Nova York (EUA) – Responsável por impor ao sérvio Novak Djokovic uma raríssima derrota em estreias nos Grand Slam, sendo a primeira delas no US Open, o argentino Mariano Navone não conseguia esconder a felicidade por ter vencido não apenas um dos maiores nomes da história do tênis, mas também um dos seus ídolos.

“Com certeza é a melhor sensação que já tive, ainda mais em uma quadra incrível. É incrível a maneira como joguei os cinco sets contra o ‘Goat’. Estou muito feliz e não tenho mais nada a dizer”, falou Navone em sua entrevista em quadra, depois de mais de 4h de jogo e cinco sets para derrotar Djokovic.

“É inacreditável, significa muito para mim. Antes da partida estava duro, pois iria enfrentar o maior em um palco que ele está mais do que acostumado a jogar. É um sonho que virou realidade. Agora tenho que me recuperar, tentar dormir e seguir em frente”, acrescentou o argentino.

Na entrevista coletiva, Navone manteve o discurso e exaltou a grande vitória. “Nunca tinha jogado no Arthur Ashe e enfrentei Novak pela primeira vez. Também foi minha primeira vitória em cinco sets, então é um momento que vou me lembrar por muito tempo. É algo importante para mim e pelo desenvolvimento do meu jogo. Com certeza é um dos melhores momentos que tive no tênis”.

Mental foi decisivo

O argentino destacou que as coisas que mais o ajudaram na vitória foram o mental e o foco em seu próprio jogo. “É difícil de dizer, a partida terminou muito tarde e foi bem dura. Foi a primeira vez que joguei contra Novak, em um dos maiores palcos do tênis. Ele nunca havia perdido na estreia que em 20 anos, isso é uma coisa maluca. Acho a parte mental o principal”, observou.

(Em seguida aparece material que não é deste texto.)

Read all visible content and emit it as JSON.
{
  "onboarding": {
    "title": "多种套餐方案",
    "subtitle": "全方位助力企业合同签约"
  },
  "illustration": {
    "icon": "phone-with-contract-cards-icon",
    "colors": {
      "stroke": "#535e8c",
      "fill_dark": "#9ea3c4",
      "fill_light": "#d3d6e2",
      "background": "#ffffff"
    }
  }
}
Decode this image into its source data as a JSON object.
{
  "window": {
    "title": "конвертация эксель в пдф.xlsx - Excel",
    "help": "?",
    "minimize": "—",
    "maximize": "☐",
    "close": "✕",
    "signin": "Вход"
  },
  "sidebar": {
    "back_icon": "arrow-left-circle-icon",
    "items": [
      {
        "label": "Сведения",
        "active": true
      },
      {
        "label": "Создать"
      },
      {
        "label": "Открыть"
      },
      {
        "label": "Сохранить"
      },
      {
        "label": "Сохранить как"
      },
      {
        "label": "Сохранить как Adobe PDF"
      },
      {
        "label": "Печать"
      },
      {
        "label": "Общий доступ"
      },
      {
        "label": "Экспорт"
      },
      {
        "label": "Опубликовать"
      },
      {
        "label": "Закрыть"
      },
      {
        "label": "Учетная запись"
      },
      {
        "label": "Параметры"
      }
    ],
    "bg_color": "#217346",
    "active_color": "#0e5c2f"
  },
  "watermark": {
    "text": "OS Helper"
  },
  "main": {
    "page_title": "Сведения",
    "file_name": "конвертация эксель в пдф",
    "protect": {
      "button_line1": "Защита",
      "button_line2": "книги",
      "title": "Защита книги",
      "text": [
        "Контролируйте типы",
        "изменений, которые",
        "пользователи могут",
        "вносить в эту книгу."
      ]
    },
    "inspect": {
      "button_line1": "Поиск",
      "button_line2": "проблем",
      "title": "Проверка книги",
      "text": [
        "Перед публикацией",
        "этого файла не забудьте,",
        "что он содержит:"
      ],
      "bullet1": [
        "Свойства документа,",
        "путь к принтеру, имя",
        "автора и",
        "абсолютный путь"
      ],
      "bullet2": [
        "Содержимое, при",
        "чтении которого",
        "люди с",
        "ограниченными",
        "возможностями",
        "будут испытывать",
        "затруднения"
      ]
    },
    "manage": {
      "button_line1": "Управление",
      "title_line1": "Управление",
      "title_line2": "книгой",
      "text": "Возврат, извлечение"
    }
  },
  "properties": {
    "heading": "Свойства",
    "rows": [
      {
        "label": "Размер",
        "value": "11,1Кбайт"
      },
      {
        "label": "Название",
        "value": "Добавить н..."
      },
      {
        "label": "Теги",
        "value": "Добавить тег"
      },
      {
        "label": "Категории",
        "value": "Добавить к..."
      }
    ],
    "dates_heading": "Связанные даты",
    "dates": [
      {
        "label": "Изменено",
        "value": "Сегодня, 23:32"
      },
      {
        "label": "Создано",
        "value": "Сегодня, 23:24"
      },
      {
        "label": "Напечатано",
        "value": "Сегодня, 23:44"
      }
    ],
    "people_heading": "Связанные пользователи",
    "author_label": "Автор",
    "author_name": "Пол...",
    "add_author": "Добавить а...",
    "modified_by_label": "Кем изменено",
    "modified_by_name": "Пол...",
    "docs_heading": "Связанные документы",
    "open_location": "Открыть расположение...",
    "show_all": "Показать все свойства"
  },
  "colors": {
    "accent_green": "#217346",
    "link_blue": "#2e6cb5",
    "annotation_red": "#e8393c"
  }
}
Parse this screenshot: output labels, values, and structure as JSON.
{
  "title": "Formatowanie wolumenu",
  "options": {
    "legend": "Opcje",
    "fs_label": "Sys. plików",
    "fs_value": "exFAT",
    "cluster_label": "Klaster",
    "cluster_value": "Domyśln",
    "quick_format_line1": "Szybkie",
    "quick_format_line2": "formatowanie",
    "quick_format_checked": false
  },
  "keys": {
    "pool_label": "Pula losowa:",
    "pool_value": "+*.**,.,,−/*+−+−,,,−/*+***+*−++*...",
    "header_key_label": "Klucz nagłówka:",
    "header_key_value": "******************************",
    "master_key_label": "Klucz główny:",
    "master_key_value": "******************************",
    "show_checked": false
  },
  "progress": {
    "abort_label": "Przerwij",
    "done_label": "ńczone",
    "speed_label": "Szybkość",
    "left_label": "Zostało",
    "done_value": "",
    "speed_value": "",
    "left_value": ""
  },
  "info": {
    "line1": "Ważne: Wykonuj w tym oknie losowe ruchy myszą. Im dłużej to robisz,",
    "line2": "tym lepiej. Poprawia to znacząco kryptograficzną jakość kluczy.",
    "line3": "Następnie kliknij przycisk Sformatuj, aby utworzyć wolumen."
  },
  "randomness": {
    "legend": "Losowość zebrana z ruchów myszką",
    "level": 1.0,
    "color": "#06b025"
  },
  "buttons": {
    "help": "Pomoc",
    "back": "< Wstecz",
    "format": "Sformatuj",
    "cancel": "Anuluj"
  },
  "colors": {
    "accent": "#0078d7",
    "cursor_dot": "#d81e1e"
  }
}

“Estava mais preocupado com as coisas do meu lado e não ficava olhando muito para ele. No quinto set eu tive certeza que estava com problemas, mas Novak é o maior de todos e sempre encontra saídas para os momentos difíceis, por isso tinha que focar no meu lado e na minha estratégia”, comentou o tenista de 25 anos, atualmente na 49ª colocação do ranking.

Navone reconheceu que o último set foi mais cômodo, embora também tenha ponderado a importância de sempre se manter atento e ativo. “Novak estava com a energia baixa e lutando menos, mas até chegar aí foram quatro horas”, brincou o argentino.

Lembrança de duelo com Nadal

Muito respeitoso ao tamanho de Djokovic e à importância que foi vencê-lo, Navone contou que além do grande rival do outro lado teve que superar também a novidade que era jogar no Estádio Arthur Ashe, com todos os holofotes e barulho que são característicos ao maior palco do tênis.

Destacando o tamanho do feito, ele garantiu que entrou em quadra buscando a vitória e inclusive lembrou de um duelo com o espanhol Rafael Nadal, dois anos atrás, que o ajudou a ter confiança de que poderia vencer Djokovic.

“Estive perto de vencer Rafa em Bastad em 2024, perdi no terceiro set por 7/5. Foi uma partida desafiadora para mim. Você cresce vendo esses caras, por isso significa muito. Quando você tem a chance de jogar contra esses caras você quer vencer, é um sonho que vira realidade”, comentou Noavone.